Levin menatap Maya, lalu ia menggelengkan kepalanya, “Nggak, Mah. Sejak saat itu, Levin nggak pernah anggap Leonel lagi sebagai kakak.”

***

2 hari kemudian.

Suasana kantor Mahkamah Agung pagi itu menjadi gempar berkat kedatangan pihak kejaksaan dan kepolisian yang membawa surat penangkapan Abbas Pasha Tarigan. Abbas berada di ruangannya ketika seorang dari kejaksaan menyatakan tindak penahanannya.

Beberapa anggota dari kepolisian yang turut hadir di sana mengatakan bahwa Abbas harus segera ikut dengan mereka. Namun sebelum itu, Abbas ingin mendengarkan berita acara di surat penangkapan tersebut.

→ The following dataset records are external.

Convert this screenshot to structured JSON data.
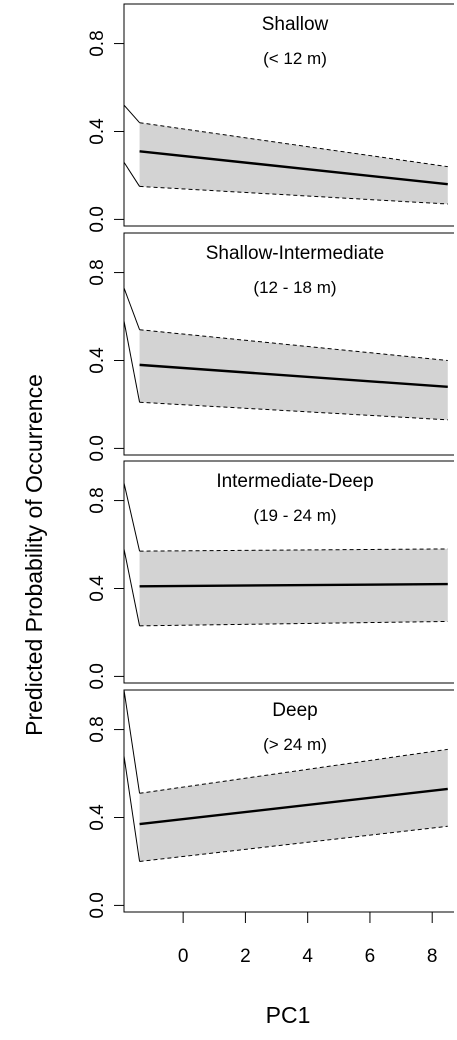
{
  "chart_data": {
    "type": "line",
    "xlabel": "PC1",
    "ylabel": "Predicted Probability of Occurrence",
    "xlim": [
      -1.9,
      8.7
    ],
    "ylim": [
      -0.03,
      0.98
    ],
    "x_ticks": [
      "0",
      "2",
      "4",
      "6",
      "8"
    ],
    "y_ticks": [
      "0.0",
      "0.4",
      "0.8"
    ],
    "grid": false,
    "panels": [
      {
        "title": "Shallow",
        "subtitle": "(< 12 m)",
        "x": [
          -1.4,
          8.5
        ],
        "fit": [
          0.31,
          0.16
        ],
        "lower": [
          0.15,
          0.07
        ],
        "upper": [
          0.44,
          0.24
        ],
        "leader_start": [
          0.52,
          0.26
        ]
      },
      {
        "title": "Shallow-Intermediate",
        "subtitle": "(12 - 18 m)",
        "x": [
          -1.4,
          8.5
        ],
        "fit": [
          0.38,
          0.28
        ],
        "lower": [
          0.21,
          0.13
        ],
        "upper": [
          0.54,
          0.4
        ],
        "leader_start": [
          0.73,
          0.58
        ]
      },
      {
        "title": "Intermediate-Deep",
        "subtitle": "(19 - 24 m)",
        "x": [
          -1.4,
          8.5
        ],
        "fit": [
          0.41,
          0.42
        ],
        "lower": [
          0.23,
          0.25
        ],
        "upper": [
          0.57,
          0.58
        ],
        "leader_start": [
          0.88,
          0.58
        ]
      },
      {
        "title": "Deep",
        "subtitle": "(> 24 m)",
        "x": [
          -1.4,
          8.5
        ],
        "fit": [
          0.37,
          0.53
        ],
        "lower": [
          0.2,
          0.36
        ],
        "upper": [
          0.51,
          0.71
        ],
        "leader_start": [
          0.98,
          0.68
        ]
      }
    ]
  }
}
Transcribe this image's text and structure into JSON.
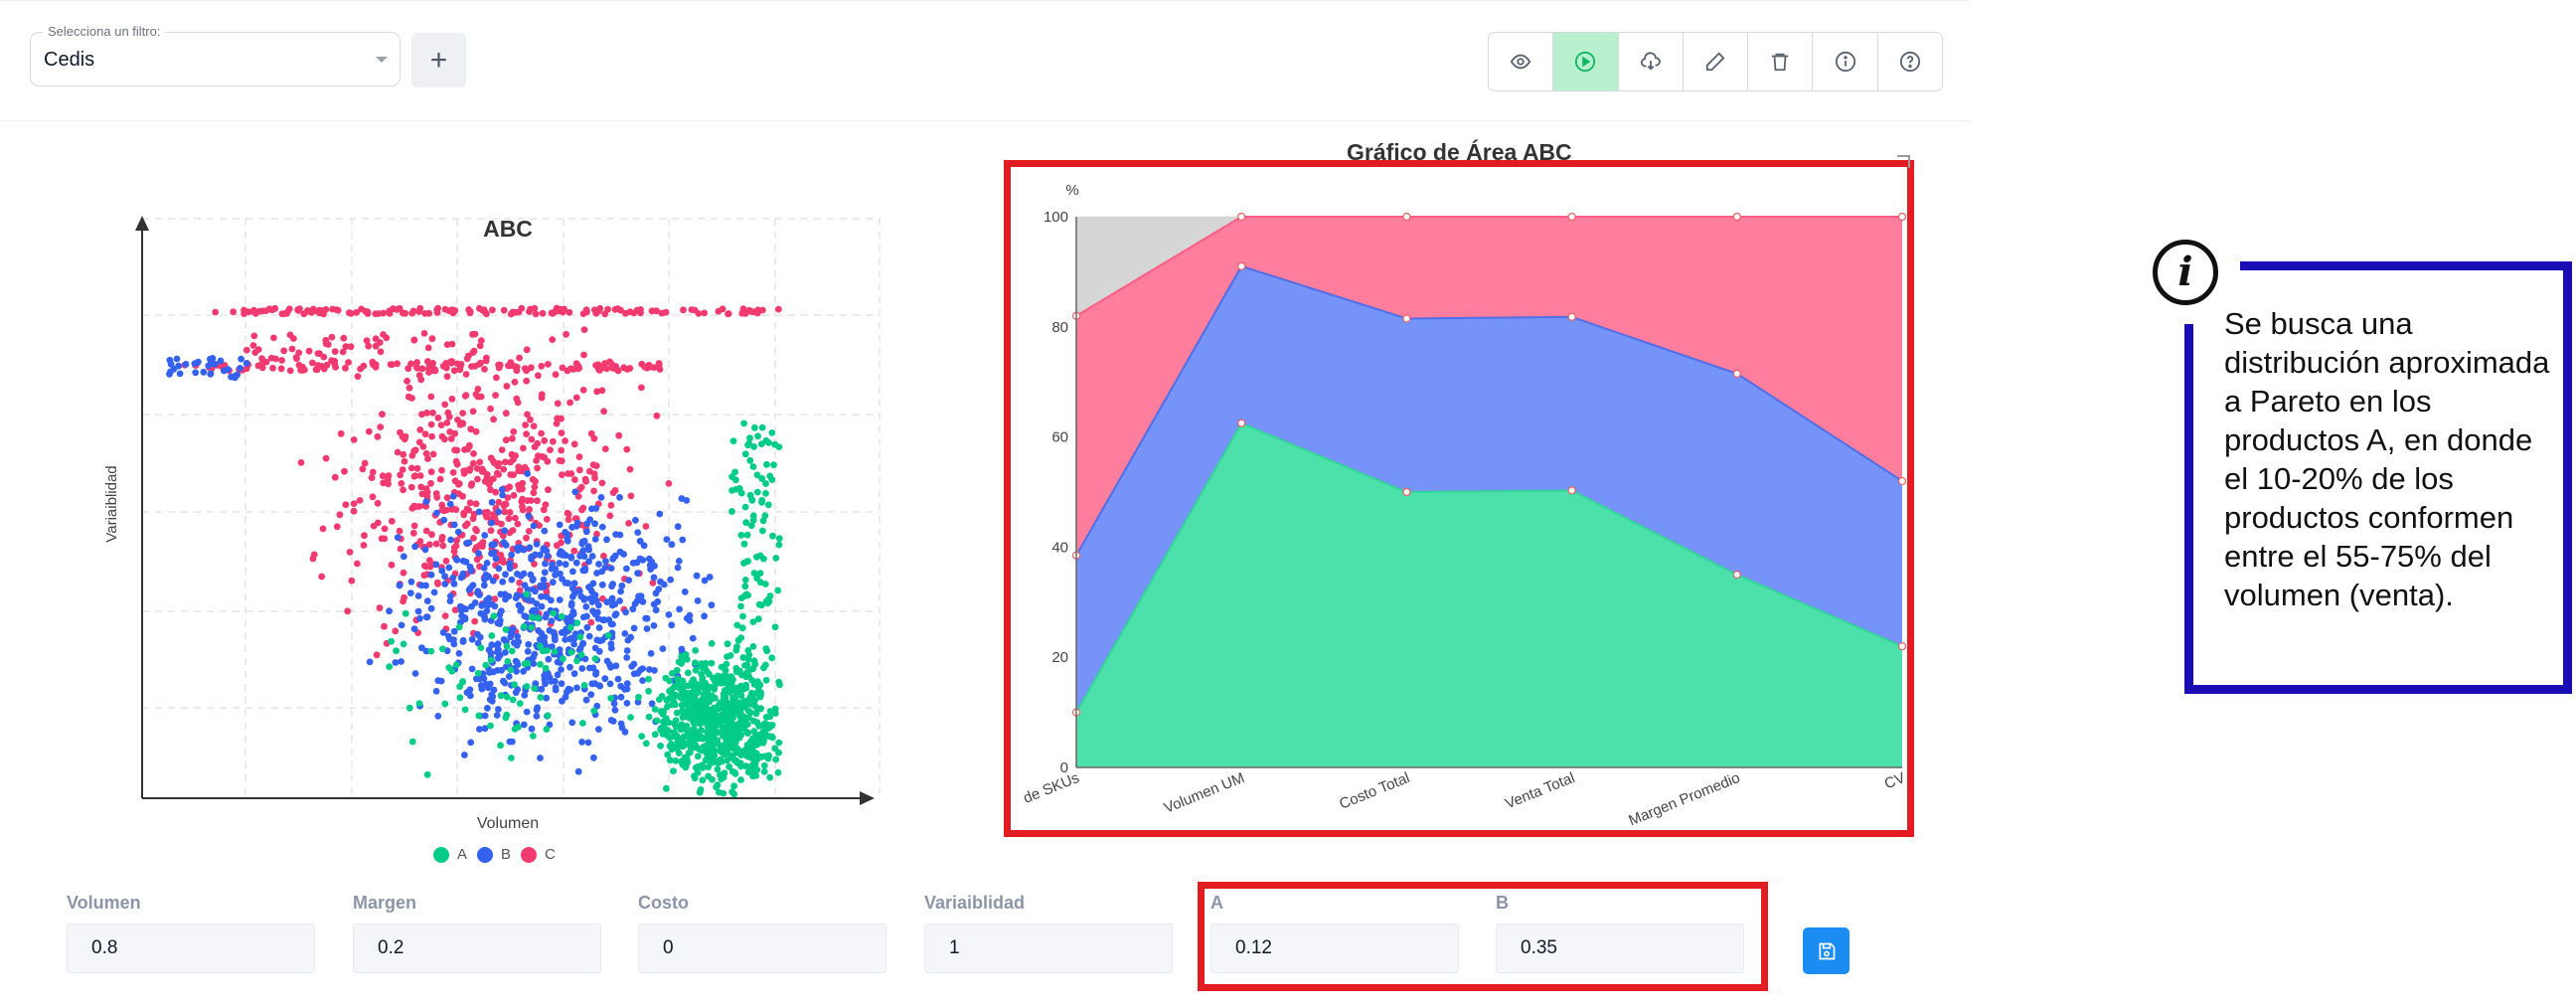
{
  "filter": {
    "label": "Selecciona un filtro:",
    "value": "Cedis"
  },
  "toolbar": {
    "buttons": [
      {
        "icon": "eye-icon",
        "active": false
      },
      {
        "icon": "play-icon",
        "active": true
      },
      {
        "icon": "cloud-download-icon",
        "active": false
      },
      {
        "icon": "pencil-icon",
        "active": false
      },
      {
        "icon": "trash-icon",
        "active": false
      },
      {
        "icon": "info-icon",
        "active": false
      },
      {
        "icon": "help-icon",
        "active": false
      }
    ]
  },
  "scatter": {
    "title": "ABC",
    "xlabel": "Volumen",
    "ylabel": "Variaiblidad",
    "legend": [
      "A",
      "B",
      "C"
    ]
  },
  "area": {
    "title": "Gráfico de Área ABC"
  },
  "colors": {
    "A": "#00cc88",
    "B": "#3461f0",
    "C": "#f13a70",
    "highlight": "#e21c21",
    "note_border": "#1b0db4",
    "save": "#1a8cf2"
  },
  "chart_data": [
    {
      "type": "scatter",
      "title": "ABC",
      "xlabel": "Volumen",
      "ylabel": "Variaiblidad",
      "legend_position": "bottom",
      "grid": true,
      "series": [
        {
          "name": "A",
          "color": "#00cc88"
        },
        {
          "name": "B",
          "color": "#3461f0"
        },
        {
          "name": "C",
          "color": "#f13a70"
        }
      ]
    },
    {
      "type": "area",
      "title": "Gráfico de Área ABC",
      "ylabel": "%",
      "ylim": [
        0,
        100
      ],
      "yticks": [
        0,
        20,
        40,
        60,
        80,
        100
      ],
      "categories": [
        "de SKUs",
        "Volumen UM",
        "Costo Total",
        "Venta Total",
        "Margen Promedio",
        "CV"
      ],
      "series": [
        {
          "color": "#4ce0ab",
          "values": [
            10,
            62.5,
            50,
            50.3,
            35,
            22
          ]
        },
        {
          "color": "#7693fa",
          "values": [
            38.5,
            91,
            81.5,
            81.8,
            71.5,
            52
          ]
        },
        {
          "color": "#ff7d9d",
          "values": [
            82,
            100,
            100,
            100,
            100,
            100
          ]
        },
        {
          "color": "#d6d6d6",
          "values": [
            100,
            100,
            100,
            100,
            100,
            100
          ]
        }
      ]
    }
  ],
  "params": [
    {
      "label": "Volumen",
      "value": "0.8"
    },
    {
      "label": "Margen",
      "value": "0.2"
    },
    {
      "label": "Costo",
      "value": "0"
    },
    {
      "label": "Variaiblidad",
      "value": "1"
    },
    {
      "label": "A",
      "value": "0.12"
    },
    {
      "label": "B",
      "value": "0.35"
    }
  ],
  "note": {
    "text": "Se busca una distribución aproximada a Pareto en los productos A, en donde el 10-20% de los productos conformen entre el 55-75% del volumen (venta)."
  }
}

“Baik, Pak Abbas, saya akan membacakan tuduhan yang dilayangkan kepada Anda,” ujar orang kejaksaan itu. “Berdasarkan kesaksian dari seorang pria bernama Hendri, Anda mendapat tuduhan atas pembunuhan berencana kepada ketua Mahkamah Konstitusi, Satrio Malik Gumilar. Selain itu terdapat tuduhan bahwa Anda telah merencanakan sabotase dokumen administrasi negara, penyalahgunaan kekuasaan yang terkait dengan keputusan final hakim MA yang mana hal tersebut termasuk ke dalam pelanggaran kode etik MA.”

Setelah mendengar semua itu, Abbas nampak tidak percaya, tapi ia juga tidak bisa berkutik lagi. Di bawah meja, kedua tangan Abbas tampak mengepal dengan kuat.

Orang kejaksaan itu lantas maju selangkah, lalu kembali berujar di hadapan Abbas. “Kami akan membawa kasus ini ke pengadilan dan mengadilinya sampai tuntas.”

Abbas sempat menolak waktu akan dibawa oleh polisi. Pria itu mengatakan suatu hal yang membuat semua orang di sana menghentikan aksi mereka.

“Ini semua tidak benar, nama baik saya telah dicemari. Kalian tahu, saya akan membuktikan kalau saya tidak bersalah,” ucap Abbas.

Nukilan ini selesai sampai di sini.